Pazar

Benimle oynar mısın?



Kızmadan sevebilsem seni... Nefretle aşkın arasındaki çizgi bu kadar ince olmasa... Geçmişi düşünmesem, sorgulamasam...
Kendi kabuğumu kendim tamir edebilmek istiyorum, kalp kırıklıklarımı da. Seni "sen uğraşma ben hallederim." diyerek kenara itip -sanki sen uğraşmaya çok hevesliymişsin gibi- açtığın yaraları kendi kendime sarmak istiyorum. Sonra hiçbir şey olmamış gibi sana yeniden gülen gözlerle bakabilmek... Bir Ezginin Günlüğü şarkısında olduğu gibi "unutup yeniden sevdalanmak" istiyorum. Senin için değil, bizim için değil, kendim için istiyorum bunu. Bilirsin, bir insanı seni üzemez hale getirmek çok kolay. Vizörden bakmak gibi hayata bakmak, bir şey canını sıkıyorsa objektifi onu görmeyen bir yöne çevir ve oyun bitsin. Karmaşık değil, çok basit; tabii düşse, kalksa, üstü başı çamur olsa da yine de "oynayacağım" diye tutturan bir çocuğun ruhuna sahip değilsen.
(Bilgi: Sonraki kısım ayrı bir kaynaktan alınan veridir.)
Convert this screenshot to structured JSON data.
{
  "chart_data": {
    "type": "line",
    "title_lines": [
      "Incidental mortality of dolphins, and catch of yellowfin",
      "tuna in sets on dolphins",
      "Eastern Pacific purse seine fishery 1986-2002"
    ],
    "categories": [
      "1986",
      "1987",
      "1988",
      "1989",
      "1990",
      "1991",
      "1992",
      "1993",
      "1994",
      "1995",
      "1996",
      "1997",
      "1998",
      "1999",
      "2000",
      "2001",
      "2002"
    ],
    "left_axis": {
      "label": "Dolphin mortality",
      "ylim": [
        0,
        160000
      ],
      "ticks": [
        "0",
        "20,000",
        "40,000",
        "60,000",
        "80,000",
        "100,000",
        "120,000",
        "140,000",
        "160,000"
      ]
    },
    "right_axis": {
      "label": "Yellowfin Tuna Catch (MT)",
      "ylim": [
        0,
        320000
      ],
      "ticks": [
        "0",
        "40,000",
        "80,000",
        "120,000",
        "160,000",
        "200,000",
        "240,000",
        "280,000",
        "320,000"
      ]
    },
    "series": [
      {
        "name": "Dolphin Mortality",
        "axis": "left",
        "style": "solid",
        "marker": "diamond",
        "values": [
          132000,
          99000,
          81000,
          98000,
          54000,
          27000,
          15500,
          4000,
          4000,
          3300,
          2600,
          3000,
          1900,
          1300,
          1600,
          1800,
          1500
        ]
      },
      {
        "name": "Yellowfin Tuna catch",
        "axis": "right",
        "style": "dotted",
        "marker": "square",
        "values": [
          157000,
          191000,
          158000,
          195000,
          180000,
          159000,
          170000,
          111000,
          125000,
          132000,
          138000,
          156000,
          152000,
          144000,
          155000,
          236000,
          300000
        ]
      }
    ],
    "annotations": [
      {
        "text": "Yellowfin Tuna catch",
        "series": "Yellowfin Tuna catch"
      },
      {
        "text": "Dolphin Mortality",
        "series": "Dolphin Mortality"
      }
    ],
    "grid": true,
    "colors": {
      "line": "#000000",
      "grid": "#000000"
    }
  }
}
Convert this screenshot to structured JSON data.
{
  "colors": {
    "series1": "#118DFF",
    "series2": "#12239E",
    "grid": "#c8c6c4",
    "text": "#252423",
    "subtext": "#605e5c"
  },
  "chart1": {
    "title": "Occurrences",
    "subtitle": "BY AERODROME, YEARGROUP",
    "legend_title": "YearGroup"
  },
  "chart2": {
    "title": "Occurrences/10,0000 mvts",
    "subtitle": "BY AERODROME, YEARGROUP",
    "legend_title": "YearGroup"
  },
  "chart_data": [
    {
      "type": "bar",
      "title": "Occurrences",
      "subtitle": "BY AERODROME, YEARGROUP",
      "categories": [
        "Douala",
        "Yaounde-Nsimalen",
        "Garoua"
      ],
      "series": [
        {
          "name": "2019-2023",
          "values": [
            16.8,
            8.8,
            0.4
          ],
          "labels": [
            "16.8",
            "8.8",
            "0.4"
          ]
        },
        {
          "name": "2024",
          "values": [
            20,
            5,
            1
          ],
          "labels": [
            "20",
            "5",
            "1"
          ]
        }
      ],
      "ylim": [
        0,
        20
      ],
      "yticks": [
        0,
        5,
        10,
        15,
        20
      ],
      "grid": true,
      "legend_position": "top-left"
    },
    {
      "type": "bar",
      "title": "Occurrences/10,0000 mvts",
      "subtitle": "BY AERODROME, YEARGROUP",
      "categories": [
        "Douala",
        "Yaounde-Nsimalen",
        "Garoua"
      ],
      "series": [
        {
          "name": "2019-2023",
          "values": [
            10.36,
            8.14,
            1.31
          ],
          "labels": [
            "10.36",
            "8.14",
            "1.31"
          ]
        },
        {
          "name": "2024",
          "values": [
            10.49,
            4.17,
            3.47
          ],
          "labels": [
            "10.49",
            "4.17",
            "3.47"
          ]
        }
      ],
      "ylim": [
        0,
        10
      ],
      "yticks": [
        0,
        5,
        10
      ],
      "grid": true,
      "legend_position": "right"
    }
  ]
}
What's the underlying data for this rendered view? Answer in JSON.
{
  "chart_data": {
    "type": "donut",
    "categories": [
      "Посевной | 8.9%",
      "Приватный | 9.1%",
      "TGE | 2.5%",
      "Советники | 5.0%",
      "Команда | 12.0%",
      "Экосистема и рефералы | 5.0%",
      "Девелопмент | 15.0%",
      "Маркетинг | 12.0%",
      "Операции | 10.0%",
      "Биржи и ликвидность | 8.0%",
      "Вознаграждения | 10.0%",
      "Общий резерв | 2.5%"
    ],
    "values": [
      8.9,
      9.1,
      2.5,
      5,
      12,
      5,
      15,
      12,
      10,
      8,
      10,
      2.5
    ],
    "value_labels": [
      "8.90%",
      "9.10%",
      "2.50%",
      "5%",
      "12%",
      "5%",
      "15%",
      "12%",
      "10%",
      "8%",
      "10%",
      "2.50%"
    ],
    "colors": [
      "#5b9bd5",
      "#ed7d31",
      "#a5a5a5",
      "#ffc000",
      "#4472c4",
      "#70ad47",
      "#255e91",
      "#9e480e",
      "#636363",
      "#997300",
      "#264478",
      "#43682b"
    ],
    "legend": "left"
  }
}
Anlatmış mıydım bilmiyorum, inatçı bir çocuktum ben, annem eve çağırdığında ikiletmeden eve gittiğim olmamıştır hiç. Yaşım yirmi oldu, bazı şeyler hala aynı. Ben sıkılmadım daha, düşsem de elimi tut kaldır beni, oynamaya devam edelim. Sahi, sana sormadım bağışla, benimle oynar mısın, birazcık daha?